ヒトの1型糖尿病の発症は、標高が高いこと、日照時間が少ないこと、寒冷な気候であること、冬であることに関連していると言われている。そこで、疑問が浮かぶ。動物の糖尿病は、前述した条件の下で発症しやすくなるのだろうか。糖尿病という病気を深く理解する上で、その疑問を解決することは大変に意義があると言える。
冒頭のような背景の中、ペンシルバニア大学は、アメリカ国内における犬の糖尿病の季節的および地理的な特徴を調べる研究を行った。
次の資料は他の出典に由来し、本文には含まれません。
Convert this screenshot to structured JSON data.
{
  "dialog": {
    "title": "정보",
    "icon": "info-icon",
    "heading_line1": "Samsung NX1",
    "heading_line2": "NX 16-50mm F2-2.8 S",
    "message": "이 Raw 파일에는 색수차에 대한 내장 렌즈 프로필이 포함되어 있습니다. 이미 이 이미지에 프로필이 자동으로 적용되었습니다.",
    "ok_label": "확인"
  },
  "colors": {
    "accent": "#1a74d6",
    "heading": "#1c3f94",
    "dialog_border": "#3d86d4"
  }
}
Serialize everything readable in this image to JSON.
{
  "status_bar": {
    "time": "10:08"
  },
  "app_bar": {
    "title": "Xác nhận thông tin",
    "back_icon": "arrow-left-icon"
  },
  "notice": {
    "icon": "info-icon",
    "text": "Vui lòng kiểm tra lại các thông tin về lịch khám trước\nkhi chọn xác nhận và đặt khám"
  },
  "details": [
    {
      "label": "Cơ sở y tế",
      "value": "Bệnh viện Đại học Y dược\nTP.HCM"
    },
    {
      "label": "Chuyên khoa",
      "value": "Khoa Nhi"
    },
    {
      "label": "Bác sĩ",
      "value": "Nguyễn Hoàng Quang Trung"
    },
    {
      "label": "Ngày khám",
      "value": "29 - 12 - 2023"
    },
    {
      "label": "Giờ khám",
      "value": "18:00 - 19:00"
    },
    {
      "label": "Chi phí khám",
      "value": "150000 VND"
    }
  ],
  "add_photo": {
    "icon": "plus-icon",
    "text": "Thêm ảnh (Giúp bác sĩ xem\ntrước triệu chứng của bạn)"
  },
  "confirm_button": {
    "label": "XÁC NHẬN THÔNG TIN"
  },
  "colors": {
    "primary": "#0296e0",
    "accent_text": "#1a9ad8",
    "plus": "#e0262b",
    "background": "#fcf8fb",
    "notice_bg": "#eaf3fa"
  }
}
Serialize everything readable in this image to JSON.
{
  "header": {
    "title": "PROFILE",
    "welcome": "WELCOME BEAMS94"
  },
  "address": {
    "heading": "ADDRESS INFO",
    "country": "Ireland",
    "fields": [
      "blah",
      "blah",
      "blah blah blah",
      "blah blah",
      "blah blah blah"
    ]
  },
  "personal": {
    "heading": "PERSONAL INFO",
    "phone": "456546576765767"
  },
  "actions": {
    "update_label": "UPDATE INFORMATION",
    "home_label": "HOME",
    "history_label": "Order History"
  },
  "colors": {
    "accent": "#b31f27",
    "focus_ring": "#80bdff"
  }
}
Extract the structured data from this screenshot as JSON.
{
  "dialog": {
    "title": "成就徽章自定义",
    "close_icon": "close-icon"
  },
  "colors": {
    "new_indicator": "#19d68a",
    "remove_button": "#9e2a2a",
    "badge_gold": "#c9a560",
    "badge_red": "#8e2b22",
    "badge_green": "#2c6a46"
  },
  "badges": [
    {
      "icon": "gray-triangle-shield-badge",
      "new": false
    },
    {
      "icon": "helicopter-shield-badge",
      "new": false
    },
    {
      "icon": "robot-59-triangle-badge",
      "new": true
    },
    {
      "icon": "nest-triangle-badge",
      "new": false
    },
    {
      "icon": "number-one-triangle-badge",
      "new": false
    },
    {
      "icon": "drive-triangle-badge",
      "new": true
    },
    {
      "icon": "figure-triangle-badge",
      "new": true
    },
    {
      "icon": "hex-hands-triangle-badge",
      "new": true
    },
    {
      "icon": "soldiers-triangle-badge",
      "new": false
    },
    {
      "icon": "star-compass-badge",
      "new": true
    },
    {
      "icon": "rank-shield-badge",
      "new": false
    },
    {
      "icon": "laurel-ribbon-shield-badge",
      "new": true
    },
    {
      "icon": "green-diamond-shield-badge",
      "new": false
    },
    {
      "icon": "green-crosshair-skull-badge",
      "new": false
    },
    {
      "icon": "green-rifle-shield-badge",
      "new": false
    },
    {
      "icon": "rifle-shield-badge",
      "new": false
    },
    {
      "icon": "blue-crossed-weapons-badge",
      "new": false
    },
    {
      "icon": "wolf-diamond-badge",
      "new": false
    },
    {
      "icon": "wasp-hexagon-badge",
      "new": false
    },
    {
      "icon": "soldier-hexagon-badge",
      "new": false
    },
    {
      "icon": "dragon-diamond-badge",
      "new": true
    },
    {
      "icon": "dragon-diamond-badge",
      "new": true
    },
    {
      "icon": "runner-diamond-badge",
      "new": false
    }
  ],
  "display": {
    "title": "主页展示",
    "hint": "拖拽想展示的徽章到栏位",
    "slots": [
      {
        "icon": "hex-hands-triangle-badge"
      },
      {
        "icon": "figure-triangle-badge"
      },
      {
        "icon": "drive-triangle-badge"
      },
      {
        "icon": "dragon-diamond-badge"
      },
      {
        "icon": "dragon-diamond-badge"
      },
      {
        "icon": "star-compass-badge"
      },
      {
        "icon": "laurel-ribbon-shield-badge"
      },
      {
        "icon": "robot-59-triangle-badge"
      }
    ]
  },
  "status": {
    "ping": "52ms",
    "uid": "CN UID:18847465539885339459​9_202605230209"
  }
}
なお、同研究では、ケネルクラブ、学術機関、高次診療施設、ソーシャルメディアなどから幅広く情報が集積され、①発症年齢が365日齢未満の糖尿病と②365日齢以上の糖尿病に関するデータが纏められている。すると、以下に示す事項が明らかになったという。
◆犬の糖尿病における季節的および地理的な特徴◆
・①の症例が27件、②の症例が933件であった
・①の有病率は約3%であった
・①は純血種・雑種ともに認められた
・冬(12月~翌年2月)に診断されている症例が多かった
・北部(西部、北部、南部、中部に区分されている)で診断されている症例が多かった
上記のことから、寒冷な気候、そして寒冷な気候を有する地域で犬の糖尿病は良く診断されていることが分かる。また、①の発症は純血種の遺伝子が関与している可能性が低いことも分かる。よって、今後、寒冷な気候によって糖尿病を発症するメカニズムが解明され、新しい食餌管理法や環境温度設定の概念などによって糖尿病を予防する方法が考案されることに期待している。